The fear that fluoride causes everything from stained teeth to autism runs rampant in a lot of homeopathic and natural parenting groups. We understand how this myth was started, but let us assure you, fluoride treatments only protect your child’s teeth. It is important that your child be old enough to spit their fluoride toothpastes out before you allow them to brush unsupervised, because of course you don’t want them simply eating it, but fluoride treatments are completely safe and effective. We do encourage you to do your own research if you don’t feel comfortable, and we always respect our client’s wishes for their children’s treatment plans.
Our Teeth Are Sealed
As your child grows, their smooth molars will develop what dentists refer to as “pits and fissures”. These are the porous parts of the molar where sugars, bacteria, and plaque can accumulate, causing decay. This part of the tooth only accounts for about 15% of the total real-estate of your teeth, but it is where approximately 80% of cavities are diagnosed.
While it’s widely recommended that teeth be sealed with a resin to prevent decay, 60% of children between the ages of 6 and 11 haven’t had the treatment, and suffer 3 times as many cavities as children who have had at least one sealant treatment.
Permanent molars, which erupt around age 6, are the most commonly sealed teeth. Your dentist can tell you if your child’s teeth are good candidates for sealant, and can help you determine when the best time to place the resin.
How Hard is Healthy?
From sugary diets to forgetting to floss, sometimes it feels like there are a million ways to go wrong with your healthy smile. Thankfully, with just five of the right steps, you can protect your child’s smile for life!

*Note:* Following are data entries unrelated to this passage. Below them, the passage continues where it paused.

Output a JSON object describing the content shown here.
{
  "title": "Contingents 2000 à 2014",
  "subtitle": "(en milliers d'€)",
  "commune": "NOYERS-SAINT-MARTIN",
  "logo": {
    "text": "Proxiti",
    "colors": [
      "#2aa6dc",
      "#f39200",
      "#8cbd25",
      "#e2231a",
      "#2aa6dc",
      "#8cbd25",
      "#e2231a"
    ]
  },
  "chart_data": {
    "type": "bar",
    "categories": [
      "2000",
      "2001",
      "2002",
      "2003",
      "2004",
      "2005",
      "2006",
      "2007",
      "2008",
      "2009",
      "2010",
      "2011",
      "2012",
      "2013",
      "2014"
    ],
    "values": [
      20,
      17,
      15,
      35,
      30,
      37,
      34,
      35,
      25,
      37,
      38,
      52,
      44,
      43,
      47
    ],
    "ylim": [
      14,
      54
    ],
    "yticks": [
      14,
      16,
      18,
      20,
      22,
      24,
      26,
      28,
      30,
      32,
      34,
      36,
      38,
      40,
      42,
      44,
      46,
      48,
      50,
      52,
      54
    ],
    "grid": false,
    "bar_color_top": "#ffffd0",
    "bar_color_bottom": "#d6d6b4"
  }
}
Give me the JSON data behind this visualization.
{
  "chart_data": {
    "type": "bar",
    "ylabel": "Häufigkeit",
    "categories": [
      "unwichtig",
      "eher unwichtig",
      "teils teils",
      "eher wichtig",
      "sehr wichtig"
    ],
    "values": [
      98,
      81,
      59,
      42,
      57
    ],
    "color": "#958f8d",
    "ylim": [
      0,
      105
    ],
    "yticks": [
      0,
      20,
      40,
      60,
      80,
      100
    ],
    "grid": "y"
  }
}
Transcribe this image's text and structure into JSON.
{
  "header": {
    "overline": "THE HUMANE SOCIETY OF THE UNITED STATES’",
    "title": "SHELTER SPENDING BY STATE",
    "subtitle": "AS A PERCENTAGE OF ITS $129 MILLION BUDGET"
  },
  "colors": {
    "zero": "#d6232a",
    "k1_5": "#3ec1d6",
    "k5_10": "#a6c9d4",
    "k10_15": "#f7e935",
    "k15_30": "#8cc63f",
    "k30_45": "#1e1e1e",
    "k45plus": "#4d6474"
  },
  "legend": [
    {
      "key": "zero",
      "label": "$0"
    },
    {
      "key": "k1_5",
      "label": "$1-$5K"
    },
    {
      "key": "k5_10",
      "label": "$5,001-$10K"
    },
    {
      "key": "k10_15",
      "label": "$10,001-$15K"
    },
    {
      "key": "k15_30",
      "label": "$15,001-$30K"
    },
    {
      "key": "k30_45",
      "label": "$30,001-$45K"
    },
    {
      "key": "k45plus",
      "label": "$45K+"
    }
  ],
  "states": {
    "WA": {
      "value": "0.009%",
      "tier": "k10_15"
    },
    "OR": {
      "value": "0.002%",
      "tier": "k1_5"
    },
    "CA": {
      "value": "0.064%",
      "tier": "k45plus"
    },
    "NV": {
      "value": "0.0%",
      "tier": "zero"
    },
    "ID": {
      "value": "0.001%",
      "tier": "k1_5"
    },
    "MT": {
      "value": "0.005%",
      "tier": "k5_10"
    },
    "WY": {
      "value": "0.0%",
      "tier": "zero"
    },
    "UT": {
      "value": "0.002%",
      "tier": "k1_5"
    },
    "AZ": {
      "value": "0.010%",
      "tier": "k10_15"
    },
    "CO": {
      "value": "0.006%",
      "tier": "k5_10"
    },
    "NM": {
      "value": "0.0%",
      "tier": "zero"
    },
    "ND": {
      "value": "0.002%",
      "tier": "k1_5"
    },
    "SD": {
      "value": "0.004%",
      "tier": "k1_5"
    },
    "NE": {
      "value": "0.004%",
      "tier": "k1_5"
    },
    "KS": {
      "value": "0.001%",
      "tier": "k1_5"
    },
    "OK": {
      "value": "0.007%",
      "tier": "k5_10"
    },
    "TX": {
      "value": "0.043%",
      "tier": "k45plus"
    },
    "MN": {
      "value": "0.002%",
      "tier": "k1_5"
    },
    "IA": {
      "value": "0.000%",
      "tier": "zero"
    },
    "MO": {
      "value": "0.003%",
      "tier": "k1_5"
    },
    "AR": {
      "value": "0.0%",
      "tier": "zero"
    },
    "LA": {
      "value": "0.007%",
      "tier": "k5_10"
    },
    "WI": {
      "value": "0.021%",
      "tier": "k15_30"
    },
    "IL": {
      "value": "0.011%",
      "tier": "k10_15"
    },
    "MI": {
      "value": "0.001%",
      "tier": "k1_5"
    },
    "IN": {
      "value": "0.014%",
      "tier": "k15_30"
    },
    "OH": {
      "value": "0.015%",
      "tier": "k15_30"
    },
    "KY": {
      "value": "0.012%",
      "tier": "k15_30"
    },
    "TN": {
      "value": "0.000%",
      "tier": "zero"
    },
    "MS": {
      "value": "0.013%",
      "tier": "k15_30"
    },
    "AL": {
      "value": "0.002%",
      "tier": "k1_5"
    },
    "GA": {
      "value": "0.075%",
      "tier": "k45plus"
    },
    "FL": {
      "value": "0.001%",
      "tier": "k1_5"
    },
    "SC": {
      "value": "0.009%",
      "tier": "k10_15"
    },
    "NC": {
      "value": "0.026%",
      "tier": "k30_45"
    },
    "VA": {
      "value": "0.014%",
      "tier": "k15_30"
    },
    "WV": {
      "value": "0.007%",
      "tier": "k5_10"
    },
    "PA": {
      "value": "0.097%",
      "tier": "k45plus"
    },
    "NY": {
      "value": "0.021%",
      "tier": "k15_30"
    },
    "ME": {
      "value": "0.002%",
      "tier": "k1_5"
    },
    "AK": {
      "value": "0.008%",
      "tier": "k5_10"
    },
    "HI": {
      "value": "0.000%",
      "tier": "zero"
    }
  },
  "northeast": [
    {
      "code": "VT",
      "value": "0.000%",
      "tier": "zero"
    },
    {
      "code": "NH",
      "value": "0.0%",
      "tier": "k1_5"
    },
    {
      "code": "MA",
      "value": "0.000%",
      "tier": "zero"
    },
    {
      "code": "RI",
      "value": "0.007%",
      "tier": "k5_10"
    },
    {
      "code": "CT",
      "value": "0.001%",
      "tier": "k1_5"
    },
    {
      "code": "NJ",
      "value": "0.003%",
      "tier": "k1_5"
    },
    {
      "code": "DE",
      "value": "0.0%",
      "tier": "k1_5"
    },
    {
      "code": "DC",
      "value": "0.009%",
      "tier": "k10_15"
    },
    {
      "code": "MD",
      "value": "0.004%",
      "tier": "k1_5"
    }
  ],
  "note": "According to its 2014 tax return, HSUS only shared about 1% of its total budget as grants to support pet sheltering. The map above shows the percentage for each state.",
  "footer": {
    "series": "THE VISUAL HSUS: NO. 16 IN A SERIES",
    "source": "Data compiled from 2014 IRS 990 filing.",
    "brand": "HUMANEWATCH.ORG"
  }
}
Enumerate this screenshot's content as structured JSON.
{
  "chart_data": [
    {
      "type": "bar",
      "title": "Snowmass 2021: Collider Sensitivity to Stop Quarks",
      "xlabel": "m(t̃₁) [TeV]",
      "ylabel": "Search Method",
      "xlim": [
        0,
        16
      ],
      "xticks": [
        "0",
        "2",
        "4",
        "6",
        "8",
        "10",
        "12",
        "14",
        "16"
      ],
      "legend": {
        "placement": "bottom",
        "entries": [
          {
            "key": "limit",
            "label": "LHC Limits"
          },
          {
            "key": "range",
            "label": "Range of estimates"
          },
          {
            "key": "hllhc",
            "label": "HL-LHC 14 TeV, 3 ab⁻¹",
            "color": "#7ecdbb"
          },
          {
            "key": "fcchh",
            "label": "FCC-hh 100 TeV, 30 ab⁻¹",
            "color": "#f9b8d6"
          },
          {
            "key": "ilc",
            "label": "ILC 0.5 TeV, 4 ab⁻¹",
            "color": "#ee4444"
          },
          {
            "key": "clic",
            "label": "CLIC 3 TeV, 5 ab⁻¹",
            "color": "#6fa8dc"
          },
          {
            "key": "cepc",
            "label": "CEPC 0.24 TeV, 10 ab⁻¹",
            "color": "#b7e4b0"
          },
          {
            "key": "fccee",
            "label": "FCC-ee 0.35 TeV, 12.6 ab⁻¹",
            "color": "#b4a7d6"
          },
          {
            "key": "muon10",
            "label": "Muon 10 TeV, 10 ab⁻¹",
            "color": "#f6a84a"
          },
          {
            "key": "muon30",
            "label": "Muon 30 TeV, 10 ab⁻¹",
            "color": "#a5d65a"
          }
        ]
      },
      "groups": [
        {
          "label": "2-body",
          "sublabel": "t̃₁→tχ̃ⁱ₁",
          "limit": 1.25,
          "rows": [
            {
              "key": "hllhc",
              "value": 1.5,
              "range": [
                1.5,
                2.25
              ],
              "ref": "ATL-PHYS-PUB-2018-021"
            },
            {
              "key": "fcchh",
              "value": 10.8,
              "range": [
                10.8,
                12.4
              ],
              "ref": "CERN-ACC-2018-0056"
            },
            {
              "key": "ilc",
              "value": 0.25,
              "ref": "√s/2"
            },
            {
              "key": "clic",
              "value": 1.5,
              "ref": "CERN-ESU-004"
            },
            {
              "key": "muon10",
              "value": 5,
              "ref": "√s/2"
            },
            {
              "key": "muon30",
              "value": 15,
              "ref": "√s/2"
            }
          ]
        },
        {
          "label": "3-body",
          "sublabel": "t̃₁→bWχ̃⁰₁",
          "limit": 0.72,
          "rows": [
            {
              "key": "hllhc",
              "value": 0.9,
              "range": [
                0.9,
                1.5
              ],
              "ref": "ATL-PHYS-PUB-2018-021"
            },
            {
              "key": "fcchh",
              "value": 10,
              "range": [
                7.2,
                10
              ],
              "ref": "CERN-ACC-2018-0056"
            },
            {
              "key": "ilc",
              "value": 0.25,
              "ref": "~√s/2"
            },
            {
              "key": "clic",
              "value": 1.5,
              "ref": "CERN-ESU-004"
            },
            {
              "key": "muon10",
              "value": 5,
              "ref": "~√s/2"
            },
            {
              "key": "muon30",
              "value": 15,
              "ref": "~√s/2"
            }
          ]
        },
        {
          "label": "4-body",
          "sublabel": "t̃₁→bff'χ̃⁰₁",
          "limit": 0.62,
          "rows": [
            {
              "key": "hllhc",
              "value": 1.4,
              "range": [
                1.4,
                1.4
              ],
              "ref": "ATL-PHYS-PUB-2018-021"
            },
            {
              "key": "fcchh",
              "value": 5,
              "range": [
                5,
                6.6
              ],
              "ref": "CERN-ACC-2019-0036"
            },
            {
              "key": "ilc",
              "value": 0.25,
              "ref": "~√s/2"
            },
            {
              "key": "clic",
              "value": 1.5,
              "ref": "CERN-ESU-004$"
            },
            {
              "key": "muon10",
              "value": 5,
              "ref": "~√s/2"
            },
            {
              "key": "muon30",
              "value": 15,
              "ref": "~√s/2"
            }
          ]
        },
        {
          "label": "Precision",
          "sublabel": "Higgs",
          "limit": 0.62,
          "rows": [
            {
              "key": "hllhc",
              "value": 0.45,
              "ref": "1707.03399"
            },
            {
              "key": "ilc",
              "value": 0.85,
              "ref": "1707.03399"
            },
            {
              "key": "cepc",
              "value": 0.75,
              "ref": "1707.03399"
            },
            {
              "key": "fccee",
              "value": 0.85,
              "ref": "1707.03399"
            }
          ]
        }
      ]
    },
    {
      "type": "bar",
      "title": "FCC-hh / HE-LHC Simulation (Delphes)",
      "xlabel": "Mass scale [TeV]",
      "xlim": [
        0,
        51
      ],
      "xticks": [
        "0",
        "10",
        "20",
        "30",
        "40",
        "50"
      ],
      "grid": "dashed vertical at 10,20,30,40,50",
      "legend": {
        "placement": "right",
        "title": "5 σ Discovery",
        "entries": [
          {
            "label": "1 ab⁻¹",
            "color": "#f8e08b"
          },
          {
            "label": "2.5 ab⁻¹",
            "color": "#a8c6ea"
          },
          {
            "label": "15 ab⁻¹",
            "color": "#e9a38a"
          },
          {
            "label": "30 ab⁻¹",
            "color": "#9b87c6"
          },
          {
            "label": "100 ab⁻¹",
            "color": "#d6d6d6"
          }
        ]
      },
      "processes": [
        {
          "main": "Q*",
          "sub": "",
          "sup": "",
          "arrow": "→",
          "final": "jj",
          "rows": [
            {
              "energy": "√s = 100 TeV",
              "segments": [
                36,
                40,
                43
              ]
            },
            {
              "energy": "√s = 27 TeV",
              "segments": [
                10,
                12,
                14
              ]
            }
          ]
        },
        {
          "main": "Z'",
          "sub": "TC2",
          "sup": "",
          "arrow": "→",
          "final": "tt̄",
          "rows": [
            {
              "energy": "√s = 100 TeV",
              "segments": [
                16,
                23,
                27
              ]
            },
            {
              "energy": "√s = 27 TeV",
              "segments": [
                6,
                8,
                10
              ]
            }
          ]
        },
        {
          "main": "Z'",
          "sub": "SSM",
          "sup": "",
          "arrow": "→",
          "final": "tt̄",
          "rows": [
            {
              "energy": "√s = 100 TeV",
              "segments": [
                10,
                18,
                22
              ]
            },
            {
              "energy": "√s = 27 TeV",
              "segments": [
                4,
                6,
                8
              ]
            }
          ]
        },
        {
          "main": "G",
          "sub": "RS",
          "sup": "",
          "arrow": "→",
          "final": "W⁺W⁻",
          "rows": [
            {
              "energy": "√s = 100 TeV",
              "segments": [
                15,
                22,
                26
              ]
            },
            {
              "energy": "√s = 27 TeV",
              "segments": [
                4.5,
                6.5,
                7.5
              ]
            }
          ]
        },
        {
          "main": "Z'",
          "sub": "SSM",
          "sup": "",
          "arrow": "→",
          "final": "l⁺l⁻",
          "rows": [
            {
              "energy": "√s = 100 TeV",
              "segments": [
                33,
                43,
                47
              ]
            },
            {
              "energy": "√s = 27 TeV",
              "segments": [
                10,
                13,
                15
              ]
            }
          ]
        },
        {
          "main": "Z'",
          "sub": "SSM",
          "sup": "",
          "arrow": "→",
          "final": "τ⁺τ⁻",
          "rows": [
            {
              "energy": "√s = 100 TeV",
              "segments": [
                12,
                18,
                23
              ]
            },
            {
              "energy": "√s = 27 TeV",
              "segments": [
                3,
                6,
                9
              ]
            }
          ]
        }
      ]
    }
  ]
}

- Start Early – Schedule your child’s first visit before their first birthday and protect those tiny milk teeth!
- A Healthy Routine – A fun bedtime song, dance, or routine to keep brushing and flossing fun could become a treasured memory while protecting precious teeth.
- A Healthy Diet – Filling your child’s plate with vegetables, healthy proteins, and bright fruits can fill their bellies and prevent cravings for unhealthy treats. Drinking plenty of water, especially immediately after eating starches or proteins, can make or break a healthy smile!
- Preventative Treatments – Fluoride and sealants stop decay before it starts, helping your child avoid more stressful (and expensive) treatments down the line.
- A Great Relationship – Finding a smile team you can trust and communicate with creates a stress-free environment for your child, and sets them up for a lifetime of keeping their dental appointments…
We only get one chance at perfect teeth, but you have a new chance every day to instill healthy habits to help your child protect theirs! Thank you for choosing West Maple Pediatric, and Dr. Lourdes Secola to be your smile team!